What would potential therapeutic strategies leveraging pro-youthful and pro-aging factors look like? It is unlikely that a single factor drives aging or that a single therapeutic intervention would be sufficient to restore function to a whole organism across all tissues. Because individuals appear to progress along different aging trajectories, future therapies would probably necessitate a combination of biomarker analyses to decode the unique aging profile in combination with a personalized treatment regimen composed of lifestyle interventions, pro-youthful factors and inhibition of pro-aging factors. For example, treatment may consist of mimetics of pro-youthful factors that decrease with age (for example, GDF11 or osteocalcin) and inhibition of pro-aging factors that increase with age (for example, CCL11 or B2M). These interventions may be synergistically combined with aging-independent pathways, such as exerkine mimetics (for example, GPLD1 or SEPP1) that enhance cognitive function but with levels that do not change with age7,118. Furthermore, identification of convergent mechanisms may point to future molecular targets, activation of which may provide additive benefits of multiple systemic factors.

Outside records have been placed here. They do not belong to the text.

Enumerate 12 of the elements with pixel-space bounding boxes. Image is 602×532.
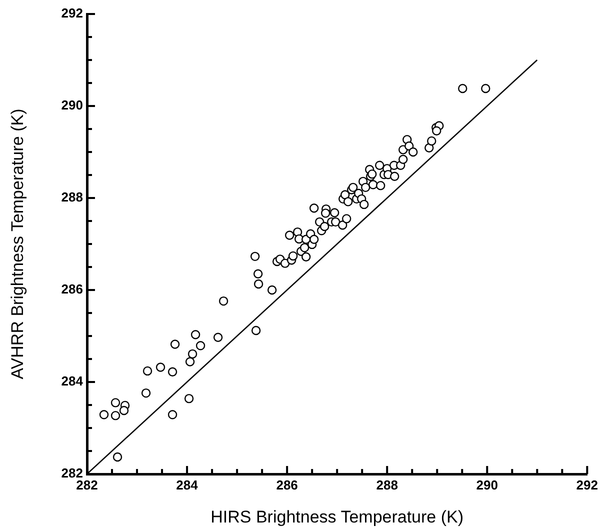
x-tick-label: 284 — [176, 477, 199, 492]
x-tick-label: 288 — [376, 477, 398, 492]
y-tick-label: 292 — [61, 6, 83, 21]
x-tick-label: 292 — [576, 477, 598, 492]
y-tick-label: 290 — [61, 98, 83, 113]
y-tick-label: 284 — [61, 374, 84, 389]
x-axis-title: HIRS Brightness Temperature (K) — [210, 507, 464, 526]
x-tick-label: 290 — [476, 477, 498, 492]
x-tick-label: 286 — [276, 477, 298, 492]
y-tick-label: 286 — [61, 282, 83, 297]
y-axis-title: AVHRR Brightness Temperature (K) — [8, 108, 27, 380]
y-tick-label: 288 — [61, 190, 83, 205]
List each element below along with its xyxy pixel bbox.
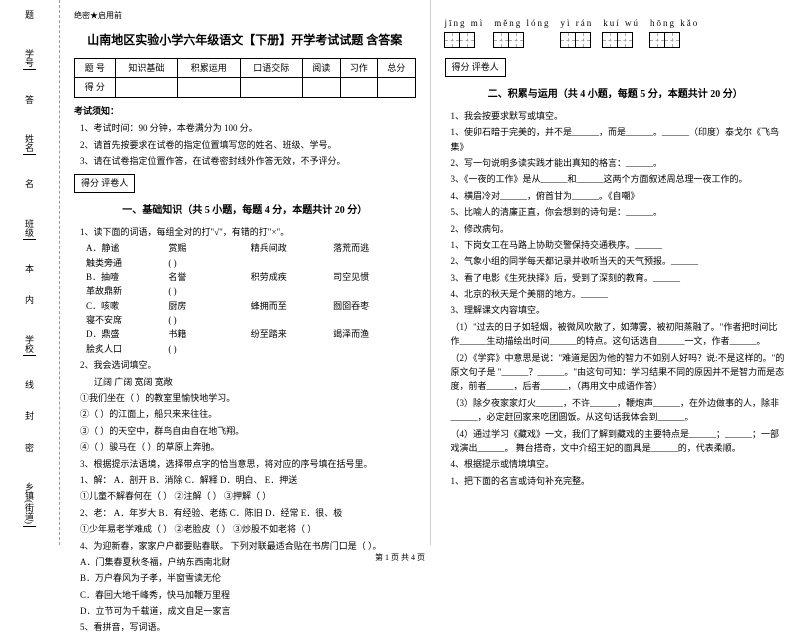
- cell-6[interactable]: [377, 78, 415, 97]
- s2q3-stem: 3、理解课文内容填空。: [451, 303, 787, 317]
- q2-stem: 2、我会选词填空。: [80, 358, 416, 372]
- cell-5[interactable]: [340, 78, 377, 97]
- s2q4-stem: 4、根据提示或情境填空。: [451, 457, 787, 471]
- bind-vert-4: 内: [23, 295, 36, 310]
- s2q3-4: （4）通过学习《藏戏》一文，我们了解到藏戏的主要特点是______；______…: [451, 427, 787, 456]
- q3-1b: ①儿童不解春何在（ ） ②注解（ ） ③押解（ ）: [80, 489, 416, 503]
- s2q2-3: 3、看了电影《生死抉择》后，受到了深刻的教育。______: [451, 271, 787, 285]
- cell-1[interactable]: [115, 78, 177, 97]
- exam-title: 山南地区实验小学六年级语文【下册】开学考试试题 含答案: [74, 31, 416, 50]
- py-3: kuí wú: [603, 16, 640, 48]
- s2q2-stem: 2、修改病句。: [451, 222, 787, 236]
- q3-stem: 3、根据提示法语境，选择带点字的恰当意思，将对应的序号填在括号里。: [80, 457, 416, 471]
- bind-label-4: 乡镇(街道): [23, 482, 36, 527]
- q4-d: D．立节可为千载道，成文自足一家言: [80, 604, 416, 618]
- row-label: 得 分: [75, 78, 116, 97]
- q2-2: ②（ ）的江面上，船只来来往往。: [80, 407, 416, 421]
- notice-3: 3、请在试卷指定位置作答，在试卷密封线外作答无效，不予评分。: [80, 154, 416, 168]
- bind-vert-6: 封: [23, 411, 36, 426]
- s2q2-2: 2、气象小组的同学每天都记录并收听当天的天气预报。______: [451, 254, 787, 268]
- binding-strip: 题 学号 答 姓名 名 班级 本 内 学校 线 封 密 乡镇(街道): [0, 0, 60, 545]
- left-column: 绝密★启用前 山南地区实验小学六年级语文【下册】开学考试试题 含答案 题 号 知…: [60, 0, 431, 545]
- cell-4[interactable]: [303, 78, 340, 97]
- score-box-2: 得分 评卷人: [445, 58, 506, 76]
- q1-rowD: D．鼎盛书籍纷至踏来竭泽而渔脍炙人口( ): [86, 327, 416, 356]
- s2q2-1: 1、下岗女工在马路上协助交警保持交通秩序。______: [451, 238, 787, 252]
- bind-label-3: 学校: [23, 335, 36, 356]
- s2q2-4: 4、北京的秋天是个美丽的地方。______: [451, 287, 787, 301]
- notice-1: 1、考试时间：90 分钟，本卷满分为 100 分。: [80, 121, 416, 135]
- bind-vert-0: 题: [23, 10, 36, 25]
- section1-title: 一、基础知识（共 5 小题，每题 4 分，本题共计 20 分）: [74, 203, 416, 219]
- score-table: 题 号 知识基础 积累运用 口语交际 阅读 习作 总分 得 分: [74, 58, 416, 98]
- page-footer: 第 1 页 共 4 页: [0, 552, 800, 563]
- bind-vert-1: 答: [23, 95, 36, 110]
- s2q3-2: （2）《学弈》中意思是说："难道是因为他的智力不如别人好吗？说:不是这样的。"的…: [451, 351, 787, 394]
- s2q1-4: 4、横眉冷对______，俯首甘为______。《自嘲》: [451, 189, 787, 203]
- q3-1: 1、解： A．剖开 B．消除 C．解释 D．明白、 E．押送: [80, 473, 416, 487]
- bind-vert-2: 名: [23, 179, 36, 194]
- py-1: měng lóng: [494, 16, 550, 48]
- bind-label-0: 学号: [23, 49, 36, 70]
- q4-b: B．万户春风为子孝，半窗雪读无伦: [80, 571, 416, 585]
- s2q1-3: 3、《一夜的工作》是从______和______这两个方面叙述周总理一夜工作的。: [451, 172, 787, 186]
- s2q1-1: 1、使卯石暗于完美的，并不是______，而是______。______（印度）…: [451, 125, 787, 154]
- q3-2b: ①少年易老学难成（ ） ②老脸皮（ ） ③炒股不如老将（ ）: [80, 522, 416, 536]
- py-0: jīng mì: [445, 16, 485, 48]
- q1-rowC: C．咳嗽厨房蜂拥而至囫囵吞枣寝不安席( ): [86, 299, 416, 328]
- bind-vert-5: 线: [23, 380, 36, 395]
- s2q1-2: 2、写一句说明多读实践才能出真知的格言：______。: [451, 156, 787, 170]
- bind-label-1: 姓名: [23, 134, 36, 155]
- pinyin-row: jīng mì měng lóng yì rán kuí wú hōng kǎo: [445, 16, 787, 48]
- q3-2: 2、老： A．年岁大 B．有经验、老练 C．陈旧 D．经常 E．很、极: [80, 506, 416, 520]
- q5-stem: 5、看拼音，写词语。: [80, 620, 416, 634]
- q1-rowA: A．静谧赏赐精兵间政落荒而逃触类旁通( ): [86, 241, 416, 270]
- q1-rowB: B．抽噎名誉积劳成疾司空见惯革故鼎新( ): [86, 270, 416, 299]
- q1-stem: 1、读下面的词语，每组全对的打"√"，有错的打"×"。: [80, 225, 416, 239]
- th-1: 知识基础: [115, 58, 177, 77]
- th-2: 积累运用: [178, 58, 240, 77]
- th-4: 阅读: [303, 58, 340, 77]
- th-0: 题 号: [75, 58, 116, 77]
- s2q1-stem: 1、我会按要求默写或填空。: [451, 109, 787, 123]
- q2-1: ①我们坐在（ ）的教室里愉快地学习。: [80, 391, 416, 405]
- s2q4-1: 1、把下面的名言或诗句补充完整。: [451, 474, 787, 488]
- s2q1-5: 5、比喻人的清廉正直，你会想到的诗句是：______。: [451, 205, 787, 219]
- bind-vert-7: 密: [23, 443, 36, 458]
- cell-3[interactable]: [240, 78, 302, 97]
- section2-title: 二、积累与运用（共 4 小题，每题 5 分，本题共计 20 分）: [445, 87, 787, 103]
- bind-label-2: 班级: [23, 219, 36, 240]
- py-2: yì rán: [561, 16, 594, 48]
- th-3: 口语交际: [240, 58, 302, 77]
- s2q3-3: （3）除夕夜家家灯火______，不许______，鞭炮声______，在外边做…: [451, 396, 787, 425]
- notice-2: 2、请首先按要求在试卷的指定位置填写您的姓名、班级、学号。: [80, 138, 416, 152]
- q2-4: ④（ ）骏马在（ ）的草原上奔驰。: [80, 440, 416, 454]
- q2-words: 辽阔 广阔 宽阔 宽敞: [94, 375, 416, 389]
- th-5: 习作: [340, 58, 377, 77]
- q4-stem: 4、为迎新春，家家户户都要贴春联。 下列对联最适合贴在书房门口是（ ）。: [80, 539, 416, 553]
- cell-2[interactable]: [178, 78, 240, 97]
- right-column: jīng mì měng lóng yì rán kuí wú hōng kǎo…: [431, 0, 800, 545]
- py-4: hōng kǎo: [650, 16, 699, 48]
- notice-title: 考试须知：: [74, 104, 416, 118]
- q4-c: C．春回大地千峰秀，快马加鞭万里程: [80, 588, 416, 602]
- q2-3: ③（ ）的天空中，群鸟自由自在地飞翔。: [80, 424, 416, 438]
- s2q3-1: （1）"过去的日子如轻烟，被微风吹散了，如薄雾，被初阳蒸融了。"作者把时间比作_…: [451, 320, 787, 349]
- bind-vert-3: 本: [23, 264, 36, 279]
- secret-label: 绝密★启用前: [74, 10, 416, 23]
- score-box-1: 得分 评卷人: [74, 174, 135, 192]
- th-6: 总分: [377, 58, 415, 77]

Ultimately, rapid advances in our understanding of the tissues, cells and circulating blood factors involved in mitigating drivers of brain aging or transferring the benefits of systemic and lifestyle interventions bring hope that one day the memories typically lost with age can instead remain grounded in the rejuvenated plasticity that is unlocked through the intricate communication between blood and brain.